Billions of needles and syringes are used every year by healthcare workers and ordinary citizens. If disposed of improperly, needle and syringe waste can create a serious biohazard, because any infected blood from the inner tube cannot be broken down or processed through recycling.
This accumulation of waste could reach an all-time peak with the global launch of vaccines COVID-19, but a designer came up with a solution. Daniel López Velasco and Ithzel Libertad Cerón López have created Helix, a special foldable syringe that can become the eco-friendly alternative to disposable devices used in today's healthcare sector.
An origami syringe
Consider a conventional syringe. Plastic tubes and thin steel needle, requires the use of 5 different construction materials: steel, polyethylene, rubber, resin, glue and thermal dye.
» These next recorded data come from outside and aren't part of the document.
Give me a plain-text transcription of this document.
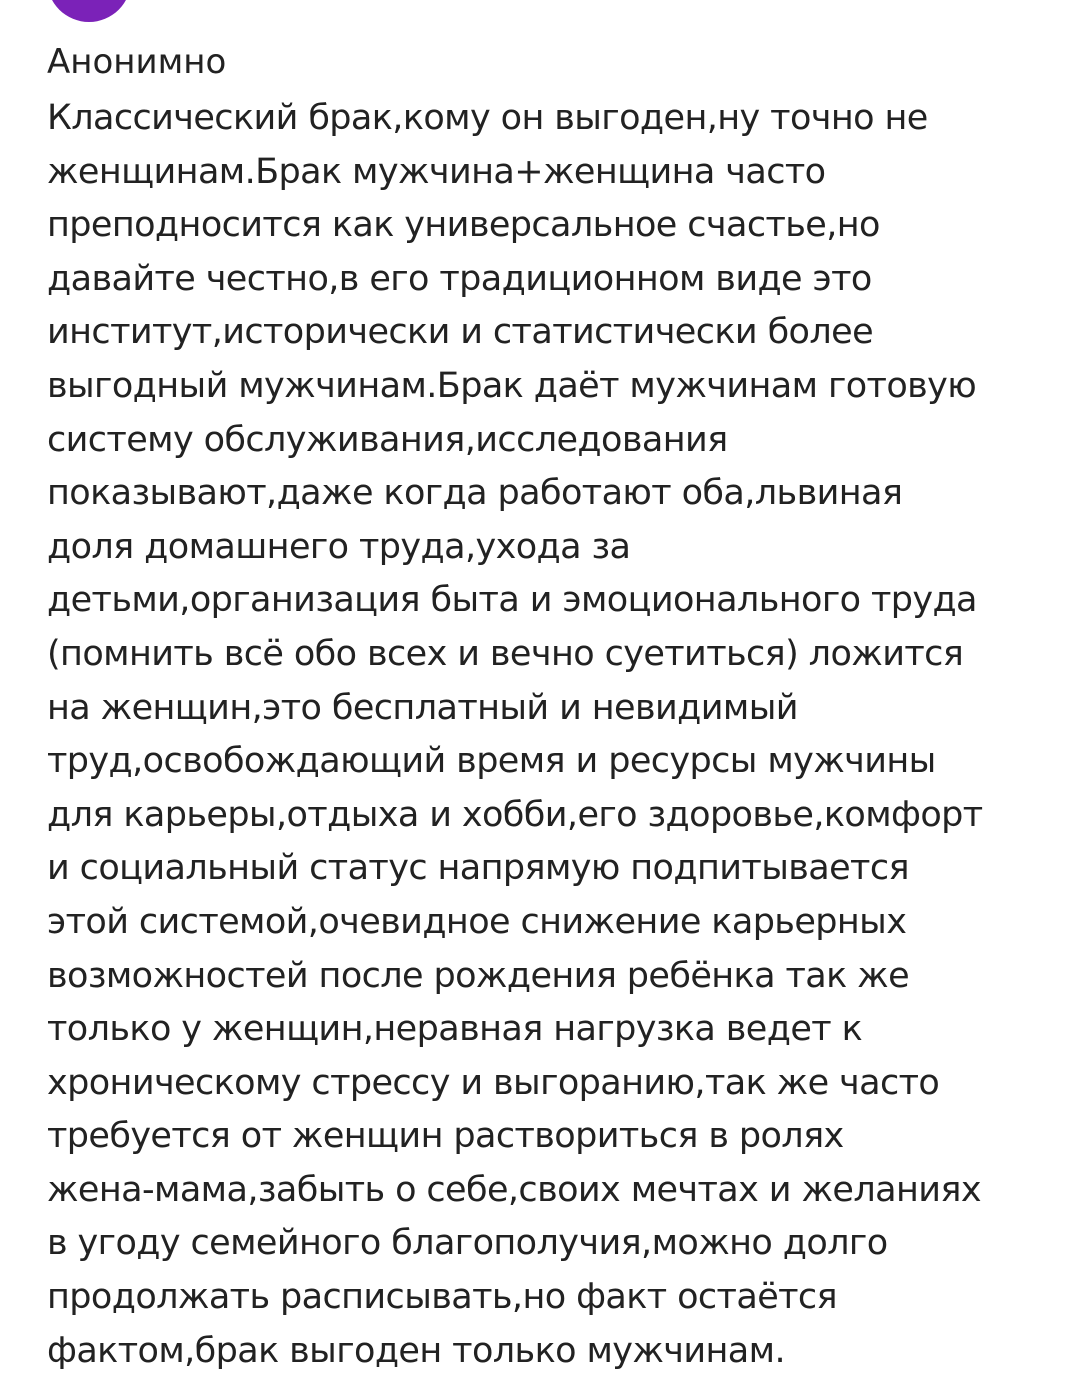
Анонимно
Классический брак,кому он выгоден,ну точно не
женщинам.Брак мужчина+женщина часто
преподносится как универсальное счастье,но
давайте честно,в его традиционном виде это
институт,исторически и статистически более
выгодный мужчинам.Брак даёт мужчинам готовую
систему обслуживания,исследования
показывают,даже когда работают оба,львиная
доля домашнего труда,ухода за
детьми,организация быта и эмоционального труда
(помнить всё обо всех и вечно суетиться) ложится
на женщин,это бесплатный и невидимый
труд,освобождающий время и ресурсы мужчины
для карьеры,отдыха и хобби,его здоровье,комфорт
и социальный статус напрямую подпитывается
этой системой,очевидное снижение карьерных
возможностей после рождения ребёнка так же
только у женщин,неравная нагрузка ведет к
хроническому стрессу и выгоранию,так же часто
требуется от женщин раствориться в ролях
жена-мама,забыть о себе,своих мечтах и желаниях
в угоду семейного благополучия,можно долго
продолжать расписывать,но факт остаётся
фактом,брак выгоден только мужчинам.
To make the construction process less laborious and expensive, Helix is built with a single material: FlexiOH UV, a type of thermoset silicone.
To maintain the flexibility of the bendable parts of the Helix syringe and the rigidity of the needle, the designers used thermal curing. This is a temperature-induced hardening process.
Helix is inspired by the ability to compact a lot of volume and space through the paper folding art of origami. The crystalline silicone structure of the Helix syringe can transport vaccine liquids and be emptied by "squeezing" it.
How the Helix syringe works
The medication can be poured into the syringe through a vacuum loading port located above the rigid needle plunger. First of all the plunger. When ready for use, the rigid plunger lowers. It then compresses the bendable plunger, successfully and safely administering the medication to the patient through the rigid silicone needle.
By building Helix out of a single material and giving it a compact, foldable structure, designers have created an environmentally friendly alternative to the conventional syringe and needle, also reducing its size by 30%. Plus you don't even need to remove the needle for disposal.